The applicability of micro-ELISA was evaluated in human neuro-cysticercosis using paired samples of serum and CSF. A total of 355 cases who were mostly neurologic patients was subjected. Cystic fluid of C. cellulosae was used as antigen in protein concentration of $2.5{\;}{\mu}g/ml$. Serum was diluted to 1 : 100 and CSF was undiluted in the assay for the specific IgG antibody level. The differential criterion of the positive reaction was the abs. of o. 18 in both samples. The results were summarized as follows: 1. The overall sensitivity of the micro-ELISA in 71 confirmed neurocysticercosis was 90.1% ; the sensitivity by serum was 77.5% and that by CSF was 83.1%. CSF was a more sensitive and valuable material. Most of the false negative cases of neuro-cysticercosis showed far lower level of abs. rather than marginal. 2. The overall specificity of the micro-ELISA in 52 confirmed other neurologic diseases was 88.5%; the specificities by serum and by CSF were 94.2% respectively. Cases of other neurologic diseases did not show false positive reactions in both samples. 3. When serum was assayed, taeniasis(2/18), sparganosis(2/20), paragonimiasis(1/56), clonorchiasis(1/15) and fascioliasis(1/1) cases showed cross reactions. When CSF was assayed, 2 ot 10 neuro-sparganosis showed cross reactions while none of 9 neuro-paragonimiasis showed it.
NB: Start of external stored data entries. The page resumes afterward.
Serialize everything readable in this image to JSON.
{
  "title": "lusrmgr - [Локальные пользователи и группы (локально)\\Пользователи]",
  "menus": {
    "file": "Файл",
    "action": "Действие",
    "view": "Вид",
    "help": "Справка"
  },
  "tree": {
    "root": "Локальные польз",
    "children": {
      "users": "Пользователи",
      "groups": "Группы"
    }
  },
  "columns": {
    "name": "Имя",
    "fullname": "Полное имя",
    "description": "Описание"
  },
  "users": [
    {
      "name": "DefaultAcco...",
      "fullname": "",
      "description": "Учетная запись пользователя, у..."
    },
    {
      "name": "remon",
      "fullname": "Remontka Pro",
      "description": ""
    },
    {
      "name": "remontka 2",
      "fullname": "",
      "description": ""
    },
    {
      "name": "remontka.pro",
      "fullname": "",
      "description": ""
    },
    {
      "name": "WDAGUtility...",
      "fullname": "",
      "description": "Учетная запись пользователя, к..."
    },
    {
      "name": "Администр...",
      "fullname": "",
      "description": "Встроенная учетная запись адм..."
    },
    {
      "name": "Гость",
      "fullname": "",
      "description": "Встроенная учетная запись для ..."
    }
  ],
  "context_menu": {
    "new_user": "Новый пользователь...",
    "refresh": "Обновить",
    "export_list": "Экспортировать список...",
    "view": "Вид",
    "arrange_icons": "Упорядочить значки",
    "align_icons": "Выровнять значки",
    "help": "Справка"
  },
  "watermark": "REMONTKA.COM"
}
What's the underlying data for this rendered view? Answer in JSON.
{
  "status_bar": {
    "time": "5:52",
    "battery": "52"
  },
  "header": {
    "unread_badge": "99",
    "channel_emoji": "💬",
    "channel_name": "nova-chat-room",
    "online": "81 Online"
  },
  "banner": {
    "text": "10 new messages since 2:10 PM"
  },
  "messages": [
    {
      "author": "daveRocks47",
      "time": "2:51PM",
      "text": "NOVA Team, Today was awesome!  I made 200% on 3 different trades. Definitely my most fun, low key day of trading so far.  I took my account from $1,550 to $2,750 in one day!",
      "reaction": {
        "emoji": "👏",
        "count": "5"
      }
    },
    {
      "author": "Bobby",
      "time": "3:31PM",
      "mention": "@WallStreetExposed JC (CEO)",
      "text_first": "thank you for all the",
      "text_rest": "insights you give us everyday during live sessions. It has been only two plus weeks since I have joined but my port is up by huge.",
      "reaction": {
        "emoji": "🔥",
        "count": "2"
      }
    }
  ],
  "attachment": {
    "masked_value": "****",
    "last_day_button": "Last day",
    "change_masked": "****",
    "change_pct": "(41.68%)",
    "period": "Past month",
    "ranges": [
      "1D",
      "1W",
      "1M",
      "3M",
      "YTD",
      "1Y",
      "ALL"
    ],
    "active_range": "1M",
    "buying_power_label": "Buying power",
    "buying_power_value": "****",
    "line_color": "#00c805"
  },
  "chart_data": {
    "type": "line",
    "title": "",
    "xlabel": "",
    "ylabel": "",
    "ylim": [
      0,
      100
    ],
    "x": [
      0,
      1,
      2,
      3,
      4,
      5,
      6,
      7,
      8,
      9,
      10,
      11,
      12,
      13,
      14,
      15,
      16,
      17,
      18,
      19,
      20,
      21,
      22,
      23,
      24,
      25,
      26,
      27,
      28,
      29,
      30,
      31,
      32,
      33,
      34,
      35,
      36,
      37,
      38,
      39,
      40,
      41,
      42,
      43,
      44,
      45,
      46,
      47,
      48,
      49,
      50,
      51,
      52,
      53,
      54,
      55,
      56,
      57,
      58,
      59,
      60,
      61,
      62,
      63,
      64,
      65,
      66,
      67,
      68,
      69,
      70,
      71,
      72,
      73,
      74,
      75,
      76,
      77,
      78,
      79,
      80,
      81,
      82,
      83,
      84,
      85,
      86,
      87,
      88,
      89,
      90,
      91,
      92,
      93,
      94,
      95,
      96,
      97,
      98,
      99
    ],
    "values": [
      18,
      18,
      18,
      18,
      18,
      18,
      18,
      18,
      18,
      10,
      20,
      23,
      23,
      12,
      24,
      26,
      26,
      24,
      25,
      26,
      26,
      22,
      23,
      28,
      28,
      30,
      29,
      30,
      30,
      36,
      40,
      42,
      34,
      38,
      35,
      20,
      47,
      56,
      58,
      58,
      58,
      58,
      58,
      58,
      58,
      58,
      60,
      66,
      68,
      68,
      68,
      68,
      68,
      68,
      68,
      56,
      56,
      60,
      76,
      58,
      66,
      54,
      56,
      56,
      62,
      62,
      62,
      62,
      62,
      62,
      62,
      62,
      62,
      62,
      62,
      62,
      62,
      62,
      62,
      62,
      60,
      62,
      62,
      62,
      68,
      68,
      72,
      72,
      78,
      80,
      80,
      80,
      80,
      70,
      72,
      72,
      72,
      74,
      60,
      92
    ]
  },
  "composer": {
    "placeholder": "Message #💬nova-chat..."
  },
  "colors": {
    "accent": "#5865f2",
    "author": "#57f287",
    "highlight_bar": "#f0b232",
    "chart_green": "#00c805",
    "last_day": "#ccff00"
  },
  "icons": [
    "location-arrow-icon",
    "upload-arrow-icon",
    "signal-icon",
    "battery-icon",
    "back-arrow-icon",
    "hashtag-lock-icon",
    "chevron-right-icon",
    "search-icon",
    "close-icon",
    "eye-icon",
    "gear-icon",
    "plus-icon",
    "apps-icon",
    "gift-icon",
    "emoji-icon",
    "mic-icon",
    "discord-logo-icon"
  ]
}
Out of 71 confirmed neuro-cysticercosis cases, 6 and 11 showed cross reactions by serum and CSF to crude extract antigen of sparganum; but no case did show it to crude extract antigen of Paragonimus westermani. 4. Ventricular CSF showed low or negative levels of IgG antibody than lumbar CSF unless the lesion was at the lateral ventricle itself. 5. Out of 4 racemose cysticercosis cases, 3 showed positive reaction in serum while all of 3 examined CSF were positive. The above results indicated that the serological test for detecting the specific IgG antibody by micro-ELISA using paired samples of serum and CSF was very helpful for clinical differentiation of neuro-cysticercosis from neurologic diseases of other causes.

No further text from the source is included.